O.C.G.A. § 18-2-74(b). Here, of the eleven listed, factors (1), (2), (4), (5), (9), and (10) suggest that the transfer was actually fraudulent. As previously discussed, MPFC-IV was an insider and presumed to have been insolvent. GMPFC had also been sued shortly prior to the transfer, and the interest encumbered GMPFC's most substantial asset.

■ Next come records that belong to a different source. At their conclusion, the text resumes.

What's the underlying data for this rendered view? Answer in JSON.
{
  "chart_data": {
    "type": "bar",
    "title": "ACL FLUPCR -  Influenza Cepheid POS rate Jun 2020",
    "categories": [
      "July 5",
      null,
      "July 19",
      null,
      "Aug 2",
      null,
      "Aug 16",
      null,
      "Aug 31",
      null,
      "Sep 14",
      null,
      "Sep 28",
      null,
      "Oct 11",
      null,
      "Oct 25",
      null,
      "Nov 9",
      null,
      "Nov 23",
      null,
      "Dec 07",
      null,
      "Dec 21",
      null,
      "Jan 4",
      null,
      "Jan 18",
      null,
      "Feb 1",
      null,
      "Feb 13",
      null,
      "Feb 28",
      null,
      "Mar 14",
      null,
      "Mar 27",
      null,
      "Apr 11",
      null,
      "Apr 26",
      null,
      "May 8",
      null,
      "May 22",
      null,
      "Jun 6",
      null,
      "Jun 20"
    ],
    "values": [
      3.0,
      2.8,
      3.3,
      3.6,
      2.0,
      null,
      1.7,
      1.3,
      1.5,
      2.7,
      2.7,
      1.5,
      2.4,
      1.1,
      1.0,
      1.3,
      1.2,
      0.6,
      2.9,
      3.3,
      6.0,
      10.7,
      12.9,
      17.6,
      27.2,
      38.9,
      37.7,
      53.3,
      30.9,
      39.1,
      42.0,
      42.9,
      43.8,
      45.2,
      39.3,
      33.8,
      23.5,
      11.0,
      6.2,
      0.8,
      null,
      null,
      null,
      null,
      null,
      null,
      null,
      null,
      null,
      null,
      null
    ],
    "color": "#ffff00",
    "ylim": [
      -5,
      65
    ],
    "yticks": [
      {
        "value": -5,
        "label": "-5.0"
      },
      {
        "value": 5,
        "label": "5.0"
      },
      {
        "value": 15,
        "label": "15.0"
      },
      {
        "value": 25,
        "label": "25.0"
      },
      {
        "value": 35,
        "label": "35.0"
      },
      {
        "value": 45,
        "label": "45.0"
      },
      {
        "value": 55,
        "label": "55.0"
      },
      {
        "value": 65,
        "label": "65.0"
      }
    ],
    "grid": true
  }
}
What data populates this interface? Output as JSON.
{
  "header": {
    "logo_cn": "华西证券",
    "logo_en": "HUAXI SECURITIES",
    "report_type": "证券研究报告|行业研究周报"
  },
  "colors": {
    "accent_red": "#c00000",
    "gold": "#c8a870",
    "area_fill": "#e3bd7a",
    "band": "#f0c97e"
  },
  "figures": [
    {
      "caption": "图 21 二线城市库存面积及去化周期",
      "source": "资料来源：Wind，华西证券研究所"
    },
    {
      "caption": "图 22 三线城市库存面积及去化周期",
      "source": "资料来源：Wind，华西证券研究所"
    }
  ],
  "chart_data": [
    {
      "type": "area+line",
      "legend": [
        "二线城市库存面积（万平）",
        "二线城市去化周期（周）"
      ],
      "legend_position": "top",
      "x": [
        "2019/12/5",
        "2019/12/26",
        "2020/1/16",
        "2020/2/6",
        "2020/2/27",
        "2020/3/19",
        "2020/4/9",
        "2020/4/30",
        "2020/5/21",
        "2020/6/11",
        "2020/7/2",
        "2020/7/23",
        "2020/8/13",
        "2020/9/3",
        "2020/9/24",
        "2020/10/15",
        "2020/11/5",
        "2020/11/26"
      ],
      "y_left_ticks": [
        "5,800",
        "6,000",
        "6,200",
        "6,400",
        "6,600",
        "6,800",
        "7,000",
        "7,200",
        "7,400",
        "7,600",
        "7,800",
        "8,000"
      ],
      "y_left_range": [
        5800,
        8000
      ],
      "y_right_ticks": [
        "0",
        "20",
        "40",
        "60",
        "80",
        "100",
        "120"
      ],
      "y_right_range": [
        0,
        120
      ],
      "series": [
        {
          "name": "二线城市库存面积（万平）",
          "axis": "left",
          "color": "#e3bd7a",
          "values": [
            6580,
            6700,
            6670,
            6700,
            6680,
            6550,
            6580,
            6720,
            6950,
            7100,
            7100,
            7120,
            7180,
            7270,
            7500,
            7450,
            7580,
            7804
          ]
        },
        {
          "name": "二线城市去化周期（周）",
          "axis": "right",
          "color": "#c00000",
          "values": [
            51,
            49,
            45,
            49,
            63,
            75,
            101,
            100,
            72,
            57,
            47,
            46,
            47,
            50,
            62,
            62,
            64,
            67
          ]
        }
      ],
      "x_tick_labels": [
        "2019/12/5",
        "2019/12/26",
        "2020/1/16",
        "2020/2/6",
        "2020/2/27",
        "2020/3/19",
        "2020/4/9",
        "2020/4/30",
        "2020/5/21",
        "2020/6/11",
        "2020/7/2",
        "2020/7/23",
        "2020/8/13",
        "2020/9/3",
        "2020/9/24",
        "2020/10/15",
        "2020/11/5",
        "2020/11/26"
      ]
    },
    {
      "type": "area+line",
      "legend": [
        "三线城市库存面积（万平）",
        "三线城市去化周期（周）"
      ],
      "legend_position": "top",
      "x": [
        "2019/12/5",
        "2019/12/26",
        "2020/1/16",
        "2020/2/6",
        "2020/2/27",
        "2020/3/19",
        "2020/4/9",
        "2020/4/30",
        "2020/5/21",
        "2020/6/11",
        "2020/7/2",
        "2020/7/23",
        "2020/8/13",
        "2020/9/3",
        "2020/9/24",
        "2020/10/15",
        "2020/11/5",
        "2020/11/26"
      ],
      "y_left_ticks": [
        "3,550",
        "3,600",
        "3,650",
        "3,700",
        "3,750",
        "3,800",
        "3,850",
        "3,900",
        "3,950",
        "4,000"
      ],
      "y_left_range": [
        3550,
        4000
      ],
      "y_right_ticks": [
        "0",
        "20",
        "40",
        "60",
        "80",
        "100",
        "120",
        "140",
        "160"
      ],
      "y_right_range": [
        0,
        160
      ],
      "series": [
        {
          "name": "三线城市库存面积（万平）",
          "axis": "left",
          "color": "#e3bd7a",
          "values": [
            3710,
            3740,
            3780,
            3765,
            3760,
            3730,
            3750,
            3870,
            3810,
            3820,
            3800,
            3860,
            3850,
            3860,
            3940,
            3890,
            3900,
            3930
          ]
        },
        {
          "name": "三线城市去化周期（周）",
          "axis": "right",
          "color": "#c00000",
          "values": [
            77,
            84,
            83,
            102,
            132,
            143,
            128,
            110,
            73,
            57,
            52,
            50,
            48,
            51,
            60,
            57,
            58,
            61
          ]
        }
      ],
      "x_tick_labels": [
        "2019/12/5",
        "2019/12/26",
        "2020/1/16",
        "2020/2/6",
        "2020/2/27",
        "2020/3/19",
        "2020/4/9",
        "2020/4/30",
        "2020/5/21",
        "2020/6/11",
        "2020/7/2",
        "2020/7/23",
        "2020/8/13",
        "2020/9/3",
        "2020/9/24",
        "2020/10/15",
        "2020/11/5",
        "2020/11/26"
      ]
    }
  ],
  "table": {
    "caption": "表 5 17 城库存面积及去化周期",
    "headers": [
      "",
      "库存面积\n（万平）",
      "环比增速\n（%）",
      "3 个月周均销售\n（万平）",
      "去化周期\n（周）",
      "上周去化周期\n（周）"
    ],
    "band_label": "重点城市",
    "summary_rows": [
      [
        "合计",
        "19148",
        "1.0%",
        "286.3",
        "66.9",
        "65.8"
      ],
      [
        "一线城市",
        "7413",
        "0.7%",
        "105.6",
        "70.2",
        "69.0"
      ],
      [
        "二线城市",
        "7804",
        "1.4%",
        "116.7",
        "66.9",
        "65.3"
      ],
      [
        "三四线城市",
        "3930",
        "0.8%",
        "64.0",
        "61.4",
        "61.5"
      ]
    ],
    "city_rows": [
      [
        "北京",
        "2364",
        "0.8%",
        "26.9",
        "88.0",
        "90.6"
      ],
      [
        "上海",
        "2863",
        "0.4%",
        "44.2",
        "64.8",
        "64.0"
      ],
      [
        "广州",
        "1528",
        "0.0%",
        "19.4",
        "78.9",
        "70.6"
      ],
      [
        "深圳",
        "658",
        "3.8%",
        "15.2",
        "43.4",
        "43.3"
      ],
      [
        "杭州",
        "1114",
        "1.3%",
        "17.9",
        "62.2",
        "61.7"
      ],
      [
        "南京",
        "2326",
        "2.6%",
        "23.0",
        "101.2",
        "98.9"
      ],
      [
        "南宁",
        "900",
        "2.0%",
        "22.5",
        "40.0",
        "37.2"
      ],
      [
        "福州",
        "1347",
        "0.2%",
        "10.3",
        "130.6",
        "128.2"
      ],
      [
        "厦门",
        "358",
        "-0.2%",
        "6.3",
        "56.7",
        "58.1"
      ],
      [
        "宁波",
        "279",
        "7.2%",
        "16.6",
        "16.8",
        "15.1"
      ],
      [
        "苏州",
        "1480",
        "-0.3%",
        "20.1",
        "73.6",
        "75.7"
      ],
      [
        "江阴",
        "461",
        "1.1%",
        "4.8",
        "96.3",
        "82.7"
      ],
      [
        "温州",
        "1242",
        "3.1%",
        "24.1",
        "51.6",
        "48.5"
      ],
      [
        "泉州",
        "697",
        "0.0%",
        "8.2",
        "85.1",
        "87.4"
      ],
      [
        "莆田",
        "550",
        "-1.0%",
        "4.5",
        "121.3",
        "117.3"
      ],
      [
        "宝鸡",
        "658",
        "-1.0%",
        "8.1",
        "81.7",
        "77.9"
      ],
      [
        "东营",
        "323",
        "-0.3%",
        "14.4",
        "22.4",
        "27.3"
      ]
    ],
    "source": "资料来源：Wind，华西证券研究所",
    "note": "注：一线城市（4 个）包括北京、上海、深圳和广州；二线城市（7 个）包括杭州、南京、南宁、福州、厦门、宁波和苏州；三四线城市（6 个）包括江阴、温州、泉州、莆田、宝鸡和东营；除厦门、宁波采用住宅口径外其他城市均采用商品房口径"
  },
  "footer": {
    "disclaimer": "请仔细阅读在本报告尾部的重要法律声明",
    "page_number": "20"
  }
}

The Receiver argues that GMPFC had no actual intent to hinder, delay or defraud Inamax because it was merely preferring certain creditors over Inamax. Opp'n at 3. Although a debtor may prefer one creditor over another under Georgia law, this right is not absolute. O.C.G.A. § 18-2-40. "The right . . . is subject to the qualification that a conveyance for that purpose must not be tainted with any intention to hinder, delay, or defraud others, such conveyance being judged by the intention with which it is made and accepted, and not by its consideration or effect." Williams v. Russell, 82 Ga.App. 529, 531 (1950). Thus, because these factors suggest that the transfer of the security interest was intended to defraud Inamax, the Court finds that the transfer was fraudulent under § 18-2-74(a)(1).

III. DISPOSITION

For the reasons explained above, the Court GRANTS Inamax's Motion for Lien Priority.

The Clerk shall serve this minute order on the parties.